Détroit d’Ormuz : Doha intensifie la médiation

 Détroit d’Ormuz : Doha intensifie la médiation

Le Qatar intensifie ses efforts diplomatiques autour de la voie maritime la plus sensible du Moyen-Orient. Le Premier ministre et ministre des Affaires étrangères, Mohammed ben Abdelrahmane Al-Thani, s’est rendu mercredi à Mascate pour y rencontrer le sultan d’Oman, Haïtham ben Tariq. Cette démarche vise à jeter les bases de négociations régionales élargies, destinées à garantir la stabilité et la liberté de navigation dans le détroit d’Ormuz, une artère vitale pour le commerce énergétique mondial.

Un contexte diplomatique en pleine effervescence

Cette visite intervient alors qu’Oman et l’Iran viennent de sceller un accord de principe pour poursuivre des discussions bilatérales sur la gestion concertée du détroit. Les deux pays ont convenu de la création d’un groupe de travail conjoint chargé d’élaborer des propositions communes sur les aspects maritimes et sécuritaires.

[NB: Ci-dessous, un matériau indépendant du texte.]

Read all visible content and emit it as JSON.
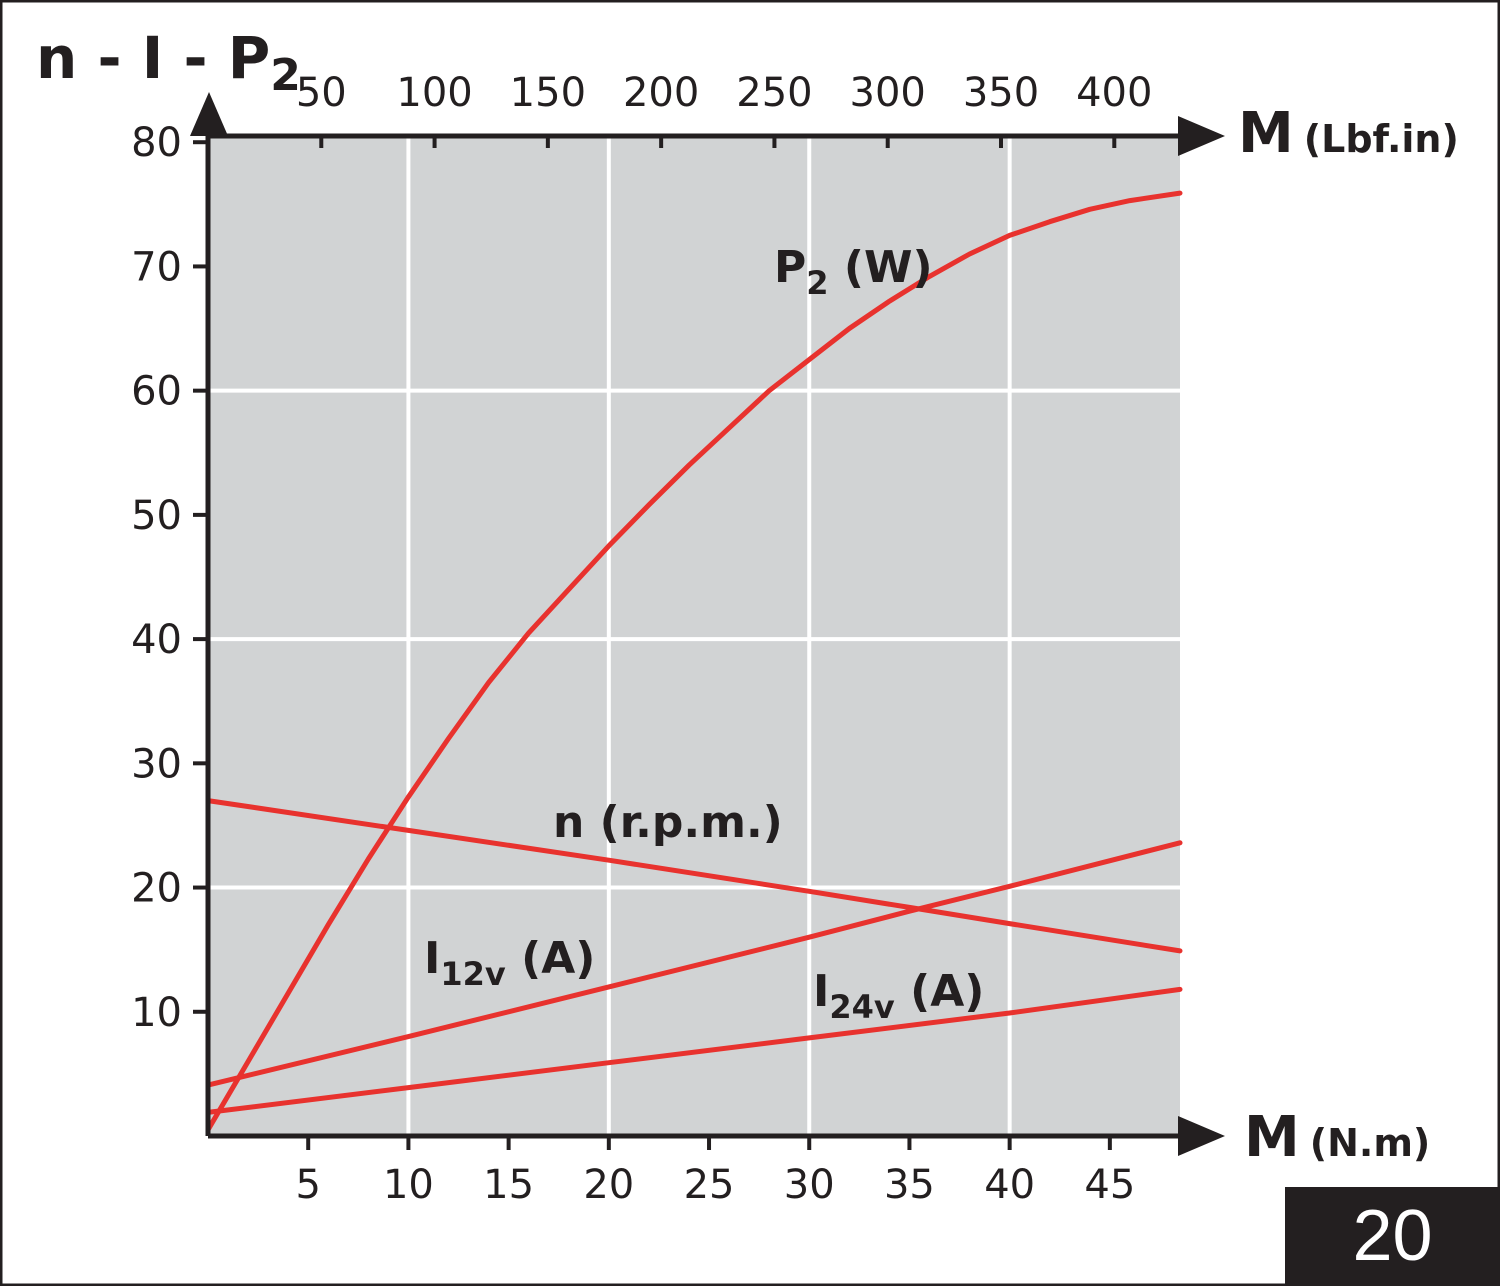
{
  "colors": {
    "plot_background": "#d1d3d4",
    "grid": "#ffffff",
    "curve": "#e8322e",
    "ink": "#231f20",
    "badge_background": "#231f20",
    "badge_text": "#ffffff"
  },
  "figure_number": "20",
  "chart_data": {
    "type": "line",
    "title": {
      "main": "n - I - P",
      "sub": "2"
    },
    "x_axis": {
      "label": "M",
      "unit": "(N.m)",
      "range": [
        0,
        48.5
      ],
      "ticks": [
        5,
        10,
        15,
        20,
        25,
        30,
        35,
        40,
        45
      ],
      "tick_labels": [
        "5",
        "10",
        "15",
        "20",
        "25",
        "30",
        "35",
        "40",
        "45"
      ],
      "grid_at": [
        10,
        20,
        30,
        40
      ]
    },
    "x2_axis": {
      "label": "M",
      "unit": "(Lbf.in)",
      "range": [
        0,
        429
      ],
      "ticks": [
        50,
        100,
        150,
        200,
        250,
        300,
        350,
        400
      ],
      "tick_labels": [
        "50",
        "100",
        "150",
        "200",
        "250",
        "300",
        "350",
        "400"
      ]
    },
    "y_axis": {
      "label": "",
      "range": [
        0,
        80.5
      ],
      "ticks": [
        10,
        20,
        30,
        40,
        50,
        60,
        70,
        80
      ],
      "tick_labels": [
        "10",
        "20",
        "30",
        "40",
        "50",
        "60",
        "70",
        "80"
      ],
      "grid_at": [
        20,
        40,
        60
      ]
    },
    "grid": true,
    "series": [
      {
        "name": "P2 (W)",
        "label_main": "P",
        "label_sub": "2",
        "label_tail": " (W)",
        "x": [
          0,
          2,
          4,
          6,
          8,
          10,
          12,
          14,
          16,
          18,
          20,
          22,
          24,
          26,
          28,
          30,
          32,
          34,
          36,
          38,
          40,
          42,
          44,
          46,
          48.5
        ],
        "y": [
          0.5,
          6,
          11.5,
          17,
          22.3,
          27.3,
          32,
          36.5,
          40.5,
          44,
          47.5,
          50.8,
          54,
          57,
          60,
          62.5,
          65,
          67.2,
          69.2,
          71,
          72.5,
          73.6,
          74.6,
          75.3,
          75.9
        ]
      },
      {
        "name": "n (r.p.m.)",
        "label_main": "n (r.p.m.)",
        "label_sub": "",
        "label_tail": "",
        "x": [
          0,
          10,
          20,
          30,
          35,
          40,
          48.5
        ],
        "y": [
          27,
          24.6,
          22.2,
          19.7,
          18.4,
          17.1,
          14.9
        ]
      },
      {
        "name": "I12v (A)",
        "label_main": "I",
        "label_sub": "12v",
        "label_tail": " (A)",
        "x": [
          0,
          10,
          20,
          30,
          35,
          40,
          48.5
        ],
        "y": [
          4.1,
          8,
          12,
          16,
          18.1,
          20.1,
          23.6
        ]
      },
      {
        "name": "I24v (A)",
        "label_main": "I",
        "label_sub": "24v",
        "label_tail": " (A)",
        "x": [
          0,
          10,
          20,
          30,
          40,
          48.5
        ],
        "y": [
          1.9,
          3.9,
          5.9,
          7.9,
          9.9,
          11.8
        ]
      }
    ]
  }
}
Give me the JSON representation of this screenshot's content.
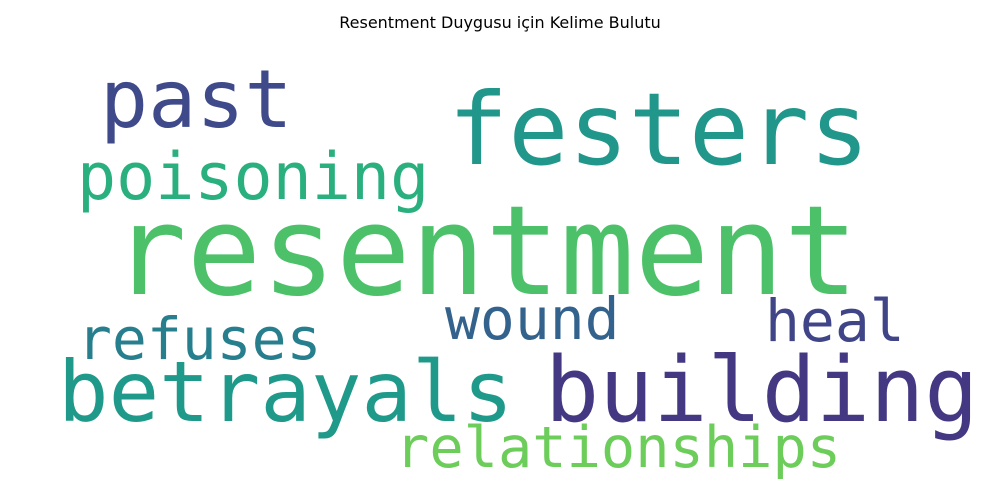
{
  "title": "Resentment Duygusu için Kelime Bulutu",
  "words": [
    {
      "text": "resentment",
      "color": "#4cc16a"
    },
    {
      "text": "festers",
      "color": "#21968b"
    },
    {
      "text": "past",
      "color": "#3f4a8a"
    },
    {
      "text": "poisoning",
      "color": "#2ab07f"
    },
    {
      "text": "betrayals",
      "color": "#1f9a8a"
    },
    {
      "text": "building",
      "color": "#453882"
    },
    {
      "text": "refuses",
      "color": "#277f8e"
    },
    {
      "text": "wound",
      "color": "#33638d"
    },
    {
      "text": "heal",
      "color": "#404588"
    },
    {
      "text": "relationships",
      "color": "#6ccd5a"
    }
  ]
}
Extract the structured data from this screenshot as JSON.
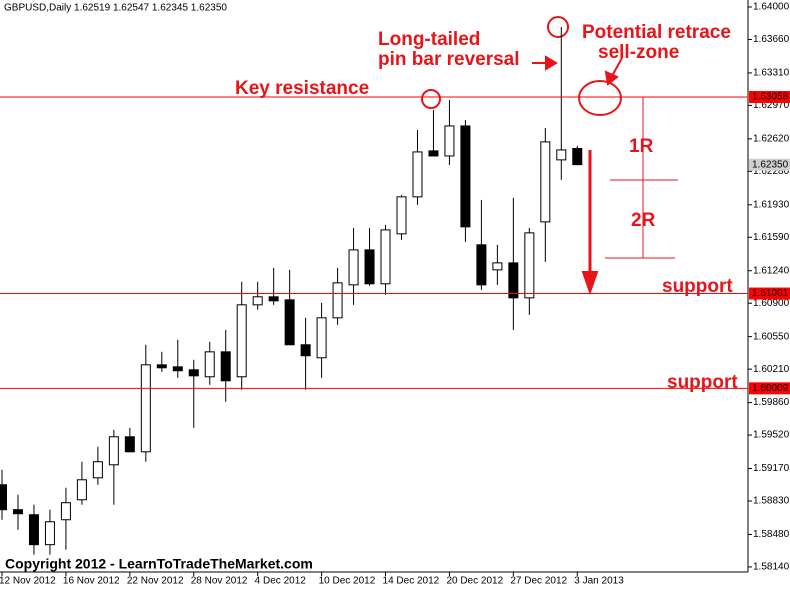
{
  "chart_data": {
    "type": "candlestick",
    "title": "GBPUSD,Daily  1.62519 1.62547 1.62345 1.62350",
    "categories": [
      "12 Nov 2012",
      null,
      null,
      null,
      "16 Nov 2012",
      null,
      null,
      null,
      "22 Nov 2012",
      null,
      null,
      null,
      "28 Nov 2012",
      null,
      null,
      null,
      "4 Dec 2012",
      null,
      null,
      null,
      "10 Dec 2012",
      null,
      null,
      null,
      "14 Dec 2012",
      null,
      null,
      null,
      "20 Dec 2012",
      null,
      null,
      null,
      "27 Dec 2012",
      null,
      null,
      null,
      "3 Jan 2013"
    ],
    "open": [
      1.59,
      1.58739,
      1.58686,
      1.58373,
      1.58634,
      1.58843,
      1.59073,
      1.59209,
      1.59502,
      1.59345,
      1.60255,
      1.60234,
      1.60203,
      1.6013,
      1.60391,
      1.6013,
      1.60883,
      1.60967,
      1.60935,
      1.60465,
      1.60329,
      1.60747,
      1.61092,
      1.61458,
      1.61103,
      1.61626,
      1.62013,
      1.62494,
      1.62441,
      1.62755,
      1.61511,
      1.61249,
      1.61322,
      1.60956,
      1.61751,
      1.624,
      1.62519
    ],
    "high": [
      1.59157,
      1.58896,
      1.58791,
      1.58739,
      1.58969,
      1.59241,
      1.59398,
      1.59575,
      1.59596,
      1.60465,
      1.60391,
      1.60517,
      1.60308,
      1.60496,
      1.60621,
      1.61124,
      1.61124,
      1.6127,
      1.61249,
      1.60747,
      1.60904,
      1.6127,
      1.61688,
      1.61688,
      1.6172,
      1.62034,
      1.62713,
      1.62923,
      1.63027,
      1.62818,
      1.61981,
      1.61511,
      1.62002,
      1.61688,
      1.62734,
      1.63791,
      1.62547
    ],
    "low": [
      1.58634,
      1.58529,
      1.58268,
      1.58268,
      1.5832,
      1.58791,
      1.59,
      1.58791,
      1.59345,
      1.59241,
      1.60182,
      1.60119,
      1.59596,
      1.60046,
      1.59868,
      1.59994,
      1.60831,
      1.60883,
      1.60465,
      1.59994,
      1.60119,
      1.60674,
      1.60883,
      1.61082,
      1.60988,
      1.61563,
      1.61929,
      1.62441,
      1.62347,
      1.61542,
      1.6104,
      1.61092,
      1.60621,
      1.60778,
      1.61333,
      1.6219,
      1.62345
    ],
    "close": [
      1.58739,
      1.58697,
      1.58373,
      1.58613,
      1.58812,
      1.59052,
      1.59241,
      1.59502,
      1.59345,
      1.60255,
      1.60224,
      1.60193,
      1.6014,
      1.60391,
      1.60088,
      1.60883,
      1.60967,
      1.60925,
      1.60465,
      1.6035,
      1.60747,
      1.61113,
      1.61458,
      1.61103,
      1.61667,
      1.62013,
      1.62483,
      1.62441,
      1.62755,
      1.61699,
      1.61092,
      1.61322,
      1.60956,
      1.61636,
      1.62588,
      1.62504,
      1.6235
    ],
    "up_color": "#ffffff",
    "down_color": "#000000",
    "ylim": [
      1.58087,
      1.64073
    ],
    "yticks": [
      {
        "value": 1.64,
        "label": "1.64000"
      },
      {
        "value": 1.6366,
        "label": "1.63660"
      },
      {
        "value": 1.6331,
        "label": "1.63310"
      },
      {
        "value": 1.6297,
        "label": "1.62970"
      },
      {
        "value": 1.6262,
        "label": "1.62620"
      },
      {
        "value": 1.6228,
        "label": "1.62280"
      },
      {
        "value": 1.6193,
        "label": "1.61930"
      },
      {
        "value": 1.6159,
        "label": "1.61590"
      },
      {
        "value": 1.6124,
        "label": "1.61240"
      },
      {
        "value": 1.609,
        "label": "1.60900"
      },
      {
        "value": 1.6055,
        "label": "1.60550"
      },
      {
        "value": 1.6021,
        "label": "1.60210"
      },
      {
        "value": 1.5986,
        "label": "1.59860"
      },
      {
        "value": 1.5952,
        "label": "1.59520"
      },
      {
        "value": 1.5917,
        "label": "1.59170"
      },
      {
        "value": 1.5883,
        "label": "1.58830"
      },
      {
        "value": 1.5848,
        "label": "1.58480"
      },
      {
        "value": 1.5814,
        "label": "1.58140"
      }
    ],
    "hlines": [
      1.63058,
      1.61001,
      1.60009
    ],
    "hline_color": "#ff0000",
    "bid": {
      "value": 1.6235,
      "label": "1.62350"
    },
    "annotations": [
      "Key resistance",
      "Long-tailed",
      "pin bar reversal",
      "Potential retrace",
      "sell-zone",
      "1R",
      "2R",
      "support",
      "support"
    ],
    "annotation_color": "#e8141a",
    "footer": "Copyright 2012 - LearnToTradeTheMarket.com"
  }
}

Bien que distinctes des négociations indirectes entre Washington et Téhéran, ces consultations s’inscrivent dans le prolongement des efforts de désescalade, la sécurisation du détroit figurant parmi les axes prioritaires des échanges américano-iraniens.

Les pays du Golfe opposés à toute restriction de passage

Les futures tables rondes réuniront les États riverains du Golfe ainsi que l’Irak. Selon des sources diplomatiques, les monarchies du Golfe entendent défendre fermement un régime de libre circulation. Elles s’opposent à toute tentative d’instauration de droits de péage ou de restrictions unilatérales, afin de préserver la fluidité des échanges alors qu’en temps normal, près de 20 % du pétrole brut et du gaz naturel liquéfié (GNL) mondiaux transitent par ce goulet stratégique. Le Pakistan, qui joue un rôle de médiateur aux côtés du Qatar dans les pourparlers américano-iraniens, devrait également être associé à ces consultations régionales pour élargir le spectre des solutions.

Oman et l’Iran privilégient une approche concertée

Mardi, Mascate et Téhéran ont réaffirmé leur volonté commune d’assurer un passage sûr, conforme au droit international. Les discussions bilatérales portent sur des dossiers techniques précis : la coordination des services maritimes, la sécurité de la navigation, la protection de l’environnement marin et le partage des coûts opérationnels. Les deux capitales insistent parallèlement sur la préservation de leurs droits souverains dans les eaux adjacentes. Parallèlement à ces avancées, un sommet régional est à l’étude à Riyad. Cette rencontre pourrait marquer un tournant en réunissant pour la première fois à un si haut niveau les États arabes du Golfe, l’Iran et d’autres pays voisins, dans l’objectif de bâtir un dialogue durable et une coopération sécuritaire renforcée.